If you love the sound of your own voice more than the sound of many people building on each other's ideas, you have a problem.
If you always need to be the smartest person in the room, you're not smart... you're a dolt.
True genius is bringing out the best in other people. That's how you build something big. That's how you have lasting impact.
Do your best, and you might have a nice little career. Bring out the best in others, and you can change the world. Do the math... to accomplish anything significant, you have to involve other people.
Here are 3 ways to get started:
1. Be generous: Give others your time and energy, and—most importantly—the benefit of the doubt. Believe in them, even when they stumble or fail to believe in themselves. It takes no talent whatsoever to believe in someone who is already knocking down walls. What's hard is to see the talent buried so deep inside someone that even he or she does not know it is there.
2. Be open-minded: Talent takes many forms, and it brings people to some unusual circumstances. Many of the most talented people you meet will be utterly different than you; they will think differently, act differently, and talk differently. They may be loud when you want to be quiet, and they may be quiet when you are searching for input.
3. Be nurturing: Your role in life is not to be the smartest or most capable person in the room. Your role is to interact with other people, to collaborate with other people, and to foster talent in other people. I say this without meeting you because... this is the highest calling to which any of us can aspire.
Your dreams and fears are neighbors. What you want most in this world often resides alongside those things that scare you the most.
It can be terrifying to admit what you truly want. In other words, the problem isn't that you don't care. The problem is you care too much. So if your intention is to grow, you have to be prepared to identify and overcome your fears.
Some will say: this is ridiculous; get some backbone. In a perfect world, we'd all be courageous and tenacious. But we are all part of humanity, and the human condition is that we are far from perfect.
So, the next time you are tempted to write yourself off because you got scared, please think again. We all have fears, and the closer we get to what we want, our fears can seem to grow in strength. Show yourself some empathy, practice self-compassion, and give yourself another chance.
When you meet up with a friend you haven't seen in three years, you wouldn't immediately say, "You look 15 pounds heavier."
Doing so would be tactless and cruel, so instead you say something like, "It is so great to see you again," even if you think to yourself that your friend looks a bit on the heavy side.
People say that honesty is the best policy, but that's only true if you also show compassion when sharing an honest opinion.

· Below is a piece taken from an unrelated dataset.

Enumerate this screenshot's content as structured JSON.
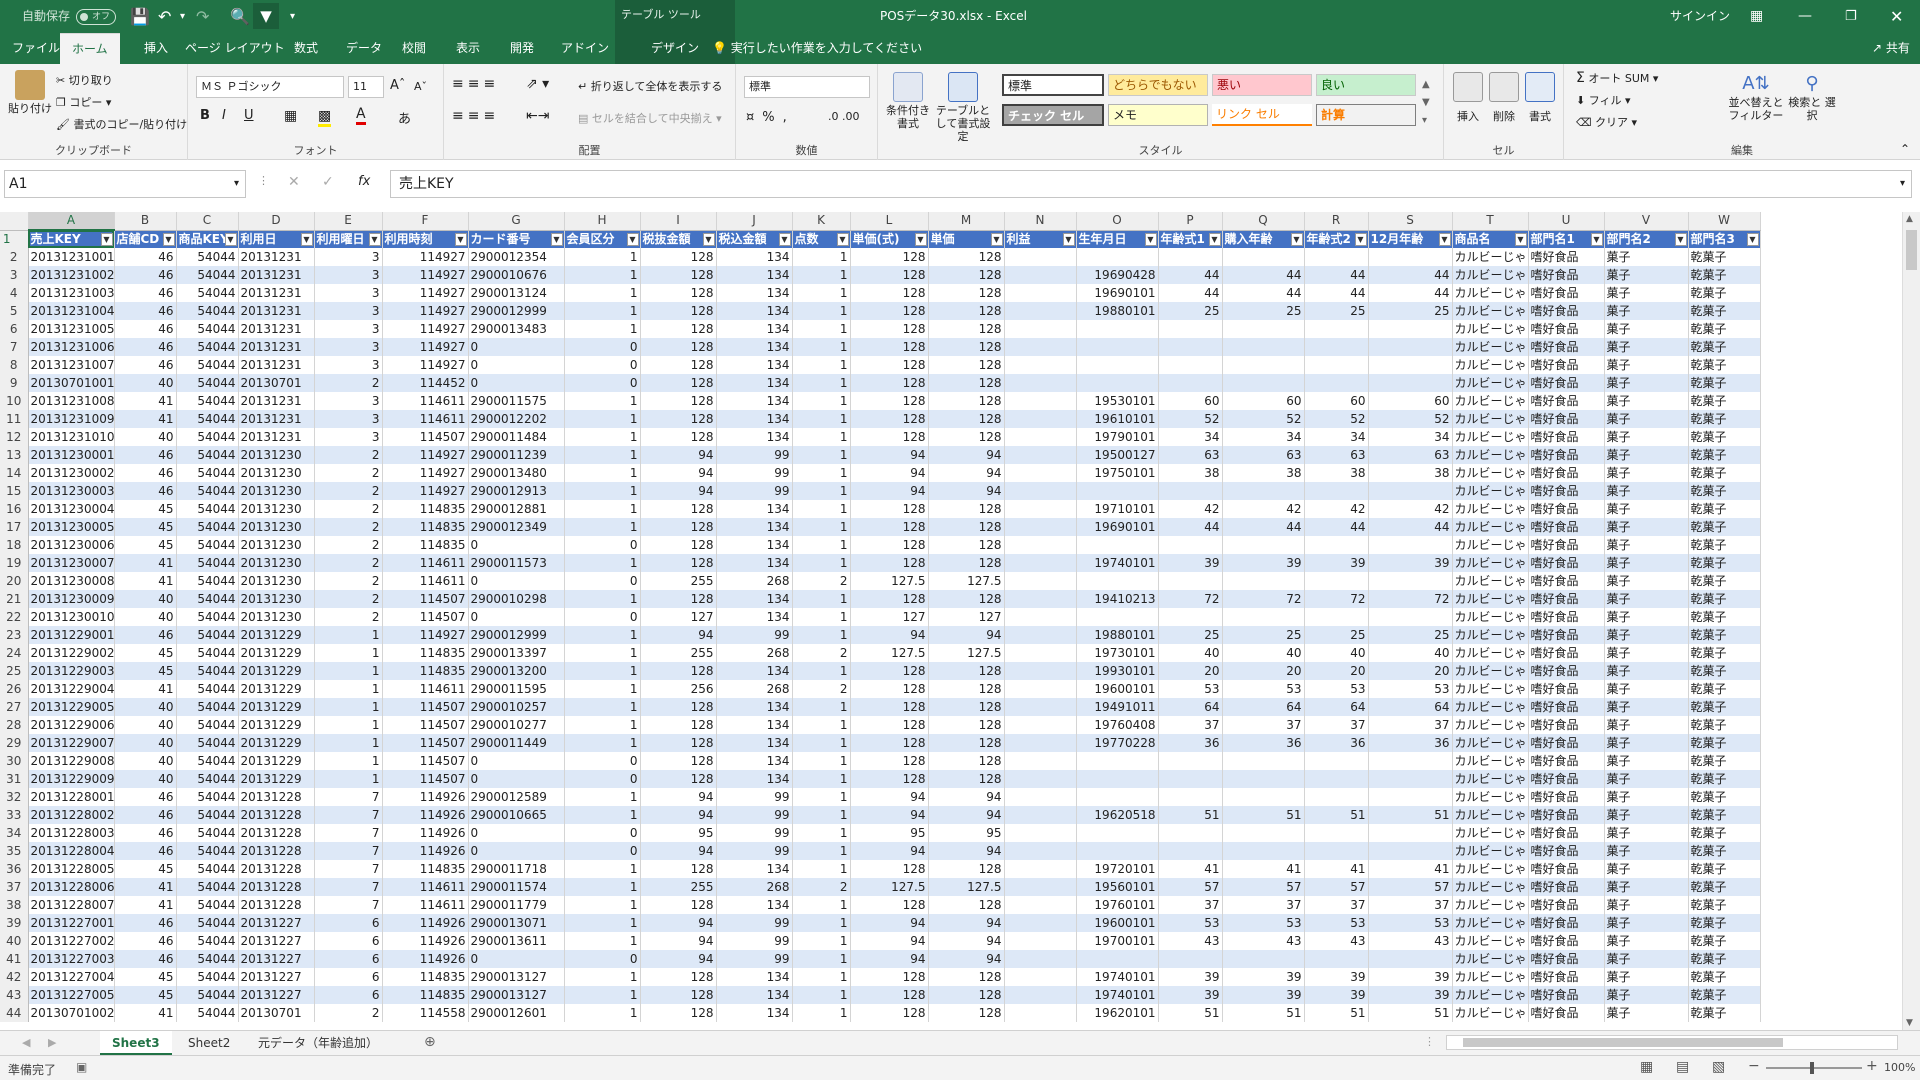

In a civilized world, honesty and compassion need to go hand in hand. You must use honesty to help other people, not to hurt them. And you must be cautious not to accidentally harm others.
Here are a few tips how to do this...
Be human. Recognize that humanity is more important than the absolute truth. Use facts to help another improve his or her life, rather than to do something that might destroy their life.

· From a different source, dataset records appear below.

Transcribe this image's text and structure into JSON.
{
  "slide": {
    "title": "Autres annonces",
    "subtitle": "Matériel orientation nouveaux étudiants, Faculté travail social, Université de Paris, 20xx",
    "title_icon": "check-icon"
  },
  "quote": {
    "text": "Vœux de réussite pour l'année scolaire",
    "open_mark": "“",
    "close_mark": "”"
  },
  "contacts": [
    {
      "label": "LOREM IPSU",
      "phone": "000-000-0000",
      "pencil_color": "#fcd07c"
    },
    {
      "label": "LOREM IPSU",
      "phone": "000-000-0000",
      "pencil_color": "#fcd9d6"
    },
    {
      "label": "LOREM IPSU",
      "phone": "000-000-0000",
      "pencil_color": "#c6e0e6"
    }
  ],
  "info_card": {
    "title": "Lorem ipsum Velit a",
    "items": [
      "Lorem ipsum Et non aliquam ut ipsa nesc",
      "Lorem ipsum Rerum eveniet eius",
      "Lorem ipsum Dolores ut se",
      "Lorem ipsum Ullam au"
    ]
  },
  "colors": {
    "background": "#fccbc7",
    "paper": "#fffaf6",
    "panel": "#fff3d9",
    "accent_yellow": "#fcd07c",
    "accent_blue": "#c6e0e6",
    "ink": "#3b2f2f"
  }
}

Be cautious. Recognize that the "truth" is always subjective. Each of us sees "facts" through a haze of beliefs, attitudes and experiences.
Be generous. Ask more of yourself. The best skill is bringing out talent in others, so rather than judging others, do your best to help them.
Be compassionate. Share constructive feedback with tact, and do it when the other person is ready to hear it.
You're too young. You're too old. You're not good enough. You're over-qualified. You can't do it. You shouldn't try. Sometimes, the wisest path is to ignore your own beliefs.